Sometimes I am afraid that my age is going to suck me up and then I am going to wither up and die. Too dramatic? I’d think not. I am unfortunately, the most impatient person on the face of the planet, yes; I was including five-year-old kids tantalizing their parents, “Are we there yet?” I want success and I want success now. Of course, everyone knows that unless you are willing to self publish or have the patience of a ninety-year-old woman, writing and getting published are the two most untimely fashioned subjects in the world.
For one, I never know who, what, when, and where my characters are going to go or if they even feel like coming out to play. Thank God, I have more than one project going on or I would sit in front of my laptop and explode into smithereens waiting for something great to cross my brain. Secondly, I get distracted. Sons of Anarchy, Glee, Dexter, True blood, damn YOU! Even if it means watching two or three hours of television a week, that is still time that I am taking away from my success.

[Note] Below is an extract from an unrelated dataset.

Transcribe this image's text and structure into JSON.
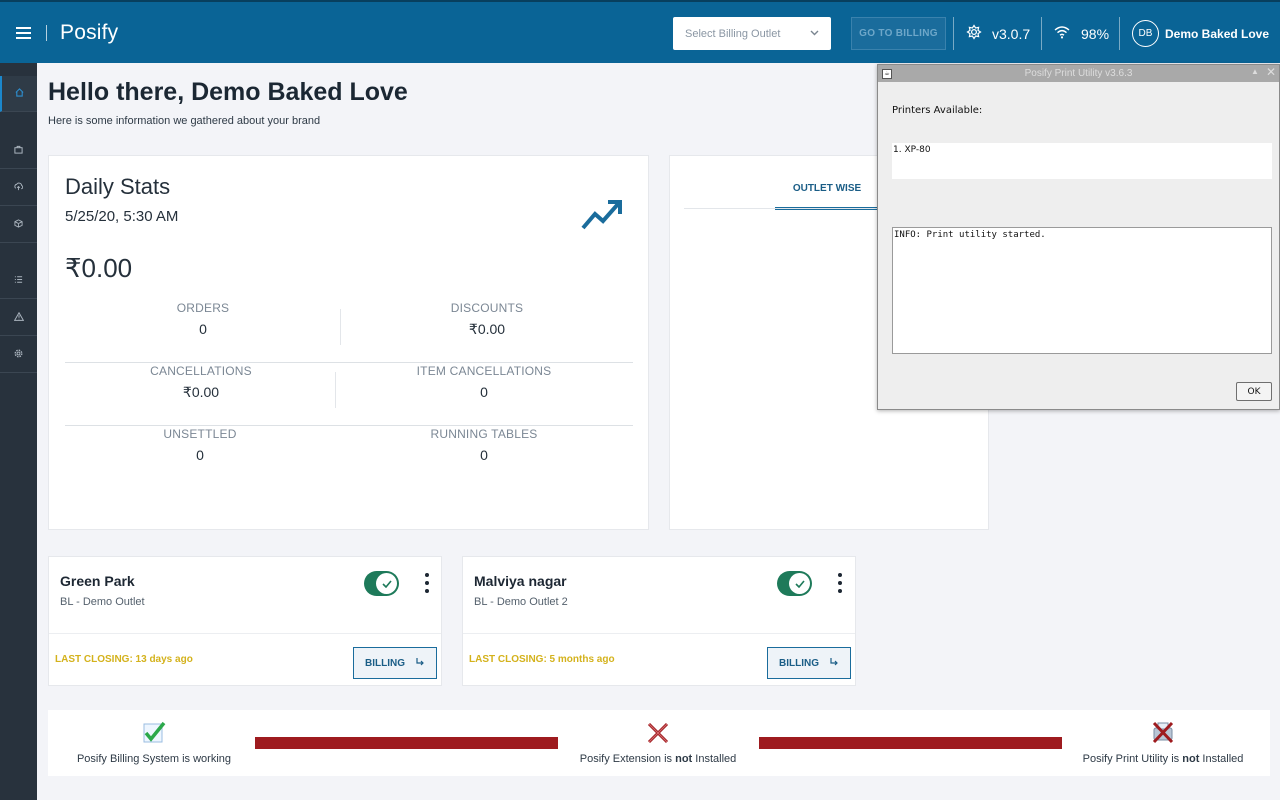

Also, I’ve become a cyber stalker. Yes, my index finger has a permanent blister from where I am pressing the refresh browser in my Gmail inbox in the hopes that we will receive one request for our manuscript. Not to mention, that Query Tracker---you should have an addiction class called “Query Tracker Anonymous.” You have possessed me and I have become this research freak and a constant forum reader. I’m pretty sure that if I don’t get a contract soon, my marriage is going to fall into the large crack in the earth called the Grand Canyon. Even though Age of Eden is already finished we keep going back and changing the first few chapters, in the hopes that it will catch an agent’s eye.
I am a true believer in the phrase, “Good things come to those who wait.” But seriously man, I’m becoming a combustible crazy chanting old lady who will be known as the next cat lady---and I don’t even have a cat.
Sorry to vent but I have had one exhausting weekend, completed by helping my sister-in-law paint the rooms in her new house and ripping up linoleum floors. This now makes me thankful that I have hardwood flooring. But has made me inconsiderably irritable and ready to bite the head off of the mental world that I have rotating around in my brain.